Cholesterol can accumulate in the carotid arteries and other vital blood vessels for several reasons. People with family histories of heart disease and carotid stenosis are at risk because genetics is a major factor. Smoking, eating fatty foods, and not getting enough exercise can raise cholesterol to dangerous levels as well. High blood pressure, obesity, diabetes, and congenital heart or blood disorders also increase the chances of developing carotid stenosis.


The condition rarely causes symptoms in its early stages, and thus often goes undiagnosed until complications such as stroke arise. A stroke can occur because a carotid artery becomes so narrow that little or no blood can pass through. It is also possible for a piece of plaque to break away from the wall and lodge itself into a smaller blood vessel further up the neck, resulting in a complete blockage. If a stroke does occur, a person may experience tingling sensations or weakness on one side of the face and body, mental confusion, vision or speaking problems, and a painful headache. It is important to seek immediate medical care for a person if he or she shows signs of an impending stroke.

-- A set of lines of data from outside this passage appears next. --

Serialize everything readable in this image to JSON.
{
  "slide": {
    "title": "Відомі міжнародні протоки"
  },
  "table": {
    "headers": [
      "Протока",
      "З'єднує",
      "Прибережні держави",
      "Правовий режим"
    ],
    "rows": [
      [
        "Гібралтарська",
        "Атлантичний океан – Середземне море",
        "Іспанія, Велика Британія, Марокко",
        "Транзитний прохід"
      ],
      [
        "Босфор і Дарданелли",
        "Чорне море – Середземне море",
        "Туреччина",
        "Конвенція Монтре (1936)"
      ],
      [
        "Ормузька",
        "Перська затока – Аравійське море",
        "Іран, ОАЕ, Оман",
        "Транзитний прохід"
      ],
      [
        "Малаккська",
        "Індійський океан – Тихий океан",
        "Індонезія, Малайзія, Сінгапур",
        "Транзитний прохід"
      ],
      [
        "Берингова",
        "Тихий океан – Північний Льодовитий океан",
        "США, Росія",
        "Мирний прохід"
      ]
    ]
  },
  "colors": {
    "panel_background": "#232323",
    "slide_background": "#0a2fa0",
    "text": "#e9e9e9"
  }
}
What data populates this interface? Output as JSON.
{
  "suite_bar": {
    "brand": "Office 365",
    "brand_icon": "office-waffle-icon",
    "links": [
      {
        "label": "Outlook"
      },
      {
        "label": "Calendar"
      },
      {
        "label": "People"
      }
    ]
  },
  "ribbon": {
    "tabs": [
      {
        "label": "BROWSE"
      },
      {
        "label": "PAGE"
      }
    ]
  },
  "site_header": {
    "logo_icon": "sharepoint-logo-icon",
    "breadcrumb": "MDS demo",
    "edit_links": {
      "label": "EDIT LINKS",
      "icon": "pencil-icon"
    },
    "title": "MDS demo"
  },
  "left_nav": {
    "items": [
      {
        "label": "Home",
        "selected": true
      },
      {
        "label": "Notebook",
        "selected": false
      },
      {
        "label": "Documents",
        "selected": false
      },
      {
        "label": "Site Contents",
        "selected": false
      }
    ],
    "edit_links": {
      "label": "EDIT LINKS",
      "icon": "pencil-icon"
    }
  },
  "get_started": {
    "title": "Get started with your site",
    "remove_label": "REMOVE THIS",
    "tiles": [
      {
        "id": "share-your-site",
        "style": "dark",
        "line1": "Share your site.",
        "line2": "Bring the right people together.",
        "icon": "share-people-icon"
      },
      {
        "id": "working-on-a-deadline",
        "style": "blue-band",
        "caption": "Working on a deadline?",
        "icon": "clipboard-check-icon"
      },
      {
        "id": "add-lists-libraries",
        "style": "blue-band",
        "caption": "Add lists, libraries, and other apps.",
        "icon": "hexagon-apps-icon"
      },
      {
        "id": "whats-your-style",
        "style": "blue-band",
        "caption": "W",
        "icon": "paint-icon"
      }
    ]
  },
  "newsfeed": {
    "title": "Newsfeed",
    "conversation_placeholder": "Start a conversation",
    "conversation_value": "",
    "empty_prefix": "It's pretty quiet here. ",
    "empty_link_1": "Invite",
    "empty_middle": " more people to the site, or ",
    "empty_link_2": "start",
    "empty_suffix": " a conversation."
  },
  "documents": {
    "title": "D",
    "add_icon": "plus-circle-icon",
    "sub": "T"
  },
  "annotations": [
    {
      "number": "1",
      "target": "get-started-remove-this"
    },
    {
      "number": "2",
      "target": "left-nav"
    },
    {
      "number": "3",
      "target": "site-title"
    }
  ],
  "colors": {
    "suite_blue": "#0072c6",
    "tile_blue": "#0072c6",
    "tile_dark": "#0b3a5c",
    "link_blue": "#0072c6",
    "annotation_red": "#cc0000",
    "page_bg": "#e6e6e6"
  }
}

A doctor may be able to detect carotid stenosis in its early stages during a routine physical exam. Using a stethoscope, a physician can listen to the sounds made as blood passes through the carotid arteries. Any pauses or unusual noises that are discovered indicate that further tests are needed. In order to confirm carotid stenosis, the doctor may take ultrasounds of the arteries or specialized x-rays called angiographs to trace the flow of blood in the neck.

Early-stage stenosis can usually be cured with lifestyle changes and medications. Patients are advised to quit smoking, start exercising more, and watch their diets carefully. A person may also be instructed to take low-dose aspirin daily to thin the blood and reduce the chances of clotting in the narrow arteries. Some patients also are prescribed drugs to reduce cholesterol levels and promote better blood flow.

A very serious case of carotid stenosis usually requires surgery. A surgeon may choose to place a mesh stent in the artery to expand the walls and hold the vessel open. Another option involves cutting the artery open, manually removing the plaque, and stitching it back together. Lifestyle changes and regular medical checkups are important after either procedure to make sure problems do not return.